Two Cases of Juvenile Granulosa Cell Tumor.
- Author:
Jihyoun SEO
1
;
Jeum Su KIM
;
Jiyoung HWANG
;
Eun A KIM
;
Joung Soon JANG
;
Jong Seok LEE
;
Jong Hak LEE
;
Byung Kiu PARK
Author Information
1. Department of Pediatrics, College of Medicine, Gyeongsang National University, Chinju, Korea.

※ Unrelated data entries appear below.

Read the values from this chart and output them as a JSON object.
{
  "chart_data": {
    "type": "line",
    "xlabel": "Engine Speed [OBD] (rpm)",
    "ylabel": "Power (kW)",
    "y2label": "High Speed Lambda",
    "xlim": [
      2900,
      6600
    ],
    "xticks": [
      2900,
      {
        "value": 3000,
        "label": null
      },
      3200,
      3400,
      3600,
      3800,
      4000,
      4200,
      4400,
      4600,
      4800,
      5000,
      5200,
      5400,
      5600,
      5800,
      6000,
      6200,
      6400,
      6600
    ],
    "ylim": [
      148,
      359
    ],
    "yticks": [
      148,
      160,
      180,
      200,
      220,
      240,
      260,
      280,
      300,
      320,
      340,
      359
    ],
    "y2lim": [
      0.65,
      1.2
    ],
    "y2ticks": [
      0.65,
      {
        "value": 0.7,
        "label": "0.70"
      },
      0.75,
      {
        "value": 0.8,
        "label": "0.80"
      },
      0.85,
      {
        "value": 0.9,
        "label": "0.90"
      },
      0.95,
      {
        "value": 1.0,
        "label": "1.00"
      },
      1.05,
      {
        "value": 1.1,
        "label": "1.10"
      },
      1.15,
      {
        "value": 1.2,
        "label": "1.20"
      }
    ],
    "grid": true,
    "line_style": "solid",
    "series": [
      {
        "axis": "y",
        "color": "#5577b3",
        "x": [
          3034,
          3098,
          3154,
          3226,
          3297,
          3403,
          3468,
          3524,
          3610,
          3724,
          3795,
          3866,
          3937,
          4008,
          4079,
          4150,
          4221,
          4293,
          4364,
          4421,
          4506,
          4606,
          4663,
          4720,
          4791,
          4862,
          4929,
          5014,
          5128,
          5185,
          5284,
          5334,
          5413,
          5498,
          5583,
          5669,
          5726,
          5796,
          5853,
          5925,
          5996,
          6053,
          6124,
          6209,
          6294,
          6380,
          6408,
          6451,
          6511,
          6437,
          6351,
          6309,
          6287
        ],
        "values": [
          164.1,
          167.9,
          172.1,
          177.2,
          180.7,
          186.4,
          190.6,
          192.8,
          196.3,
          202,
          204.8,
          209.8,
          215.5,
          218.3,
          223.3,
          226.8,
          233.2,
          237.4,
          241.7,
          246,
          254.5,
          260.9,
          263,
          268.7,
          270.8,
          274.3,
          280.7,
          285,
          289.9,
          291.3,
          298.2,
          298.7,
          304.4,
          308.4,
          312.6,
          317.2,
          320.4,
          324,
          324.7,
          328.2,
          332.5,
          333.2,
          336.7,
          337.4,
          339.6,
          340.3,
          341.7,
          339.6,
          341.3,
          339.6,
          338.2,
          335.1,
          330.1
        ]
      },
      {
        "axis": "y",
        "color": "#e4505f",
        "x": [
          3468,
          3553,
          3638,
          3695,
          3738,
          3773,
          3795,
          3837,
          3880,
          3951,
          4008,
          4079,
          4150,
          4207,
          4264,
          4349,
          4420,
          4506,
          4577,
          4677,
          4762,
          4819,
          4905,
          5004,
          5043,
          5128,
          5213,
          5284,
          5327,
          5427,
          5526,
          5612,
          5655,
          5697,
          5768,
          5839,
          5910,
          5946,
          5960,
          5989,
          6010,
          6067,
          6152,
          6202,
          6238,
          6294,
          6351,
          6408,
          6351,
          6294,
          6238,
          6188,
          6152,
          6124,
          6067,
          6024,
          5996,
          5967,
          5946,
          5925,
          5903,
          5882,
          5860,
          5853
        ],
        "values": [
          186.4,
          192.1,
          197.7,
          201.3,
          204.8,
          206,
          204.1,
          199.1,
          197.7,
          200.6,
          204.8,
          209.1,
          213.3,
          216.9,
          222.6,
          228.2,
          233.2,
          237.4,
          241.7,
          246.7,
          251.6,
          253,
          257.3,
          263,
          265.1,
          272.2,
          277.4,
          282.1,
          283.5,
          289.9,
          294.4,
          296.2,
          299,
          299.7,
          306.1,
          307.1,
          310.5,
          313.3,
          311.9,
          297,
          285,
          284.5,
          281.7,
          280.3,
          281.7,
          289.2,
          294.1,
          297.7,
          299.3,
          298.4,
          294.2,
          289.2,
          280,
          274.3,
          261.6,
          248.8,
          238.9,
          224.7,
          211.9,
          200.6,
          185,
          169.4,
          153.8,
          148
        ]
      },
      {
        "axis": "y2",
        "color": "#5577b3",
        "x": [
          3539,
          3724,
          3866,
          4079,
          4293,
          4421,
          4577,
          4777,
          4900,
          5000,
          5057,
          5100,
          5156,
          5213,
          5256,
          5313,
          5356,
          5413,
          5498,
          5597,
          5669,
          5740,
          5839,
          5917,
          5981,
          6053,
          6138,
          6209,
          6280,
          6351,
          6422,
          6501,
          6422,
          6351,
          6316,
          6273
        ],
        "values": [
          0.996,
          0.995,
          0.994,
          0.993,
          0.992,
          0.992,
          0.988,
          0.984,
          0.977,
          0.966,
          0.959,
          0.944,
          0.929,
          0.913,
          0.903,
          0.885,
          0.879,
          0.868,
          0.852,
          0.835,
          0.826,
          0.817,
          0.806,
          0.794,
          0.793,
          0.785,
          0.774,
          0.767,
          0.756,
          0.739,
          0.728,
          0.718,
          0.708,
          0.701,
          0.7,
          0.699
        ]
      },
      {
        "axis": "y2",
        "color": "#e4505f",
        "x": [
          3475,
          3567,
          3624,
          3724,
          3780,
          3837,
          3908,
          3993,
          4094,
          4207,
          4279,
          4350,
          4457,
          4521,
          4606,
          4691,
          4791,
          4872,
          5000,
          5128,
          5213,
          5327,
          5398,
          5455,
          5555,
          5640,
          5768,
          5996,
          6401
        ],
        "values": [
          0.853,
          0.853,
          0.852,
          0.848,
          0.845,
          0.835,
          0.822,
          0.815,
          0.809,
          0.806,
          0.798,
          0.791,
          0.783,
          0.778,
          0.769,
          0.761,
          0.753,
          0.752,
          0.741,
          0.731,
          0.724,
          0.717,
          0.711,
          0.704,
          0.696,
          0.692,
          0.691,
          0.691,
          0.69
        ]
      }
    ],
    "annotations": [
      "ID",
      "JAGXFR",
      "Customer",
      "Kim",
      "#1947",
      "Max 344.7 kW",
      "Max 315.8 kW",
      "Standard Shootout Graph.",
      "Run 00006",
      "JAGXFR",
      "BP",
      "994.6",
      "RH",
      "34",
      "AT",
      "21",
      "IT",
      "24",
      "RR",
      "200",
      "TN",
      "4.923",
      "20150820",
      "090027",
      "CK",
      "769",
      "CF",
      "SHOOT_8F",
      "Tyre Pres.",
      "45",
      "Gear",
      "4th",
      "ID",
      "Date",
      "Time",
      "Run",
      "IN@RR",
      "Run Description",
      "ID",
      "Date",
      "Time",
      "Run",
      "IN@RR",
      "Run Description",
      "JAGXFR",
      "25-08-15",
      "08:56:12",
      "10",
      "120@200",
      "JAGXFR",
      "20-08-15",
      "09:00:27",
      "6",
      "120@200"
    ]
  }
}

- Publication Type:Case Report
- Keywords:
Juvenile granulosa cell tumor;
FIGO stage Ic;
Chemotherapy;
Radiotherapy
- MeSH:
Adult;
Chemotherapy, Adjuvant;
Disease-Free Survival;
Drug Therapy;
Female;
Follow-Up Studies;
Granulosa Cell Tumor*;
Granulosa Cells*;
Humans;
Mitosis;
Ovary;
Radiotherapy;
Recurrence;
Sex Cord-Gonadal Stromal Tumors
- From:Korean Journal of Pediatric Hematology-Oncology
2000;7(1):146-152
- CountryRepublic of Korea
- Language:Korean
-
Abstract:
Juvenile granulosa cell tumor (JGCT) is one of the rare sex cord stromal tumors of the ovary. The majority of JGCT are found in prepubertal girls and young women. Unlike adult granulosa cell tumor (AGCT), JGCT is characterized by high frequency of mitosis and early relapse after treatment. Patients with JGCT in FIGO stage Ia have an excellent outcome with an event-free survival of about 90% following surgical resection alone, while those in advanced stages have an unfavorable outcome. We report two cases of JGCT in stage Ic, who showed a quite different outcome. One was managed initially with surgical resection alone and died of subsequent relapse. Another was managed with multimodality treatments including surgical resection, adjuvant chemotherapy and radiotherapy, and didn't show any evidence of relapse during 16 months of follow-up period. Further studies to evaluate the beneficial effects of chemotherapy and/or radiotherapy are required in patients with JGCT in stage Ic.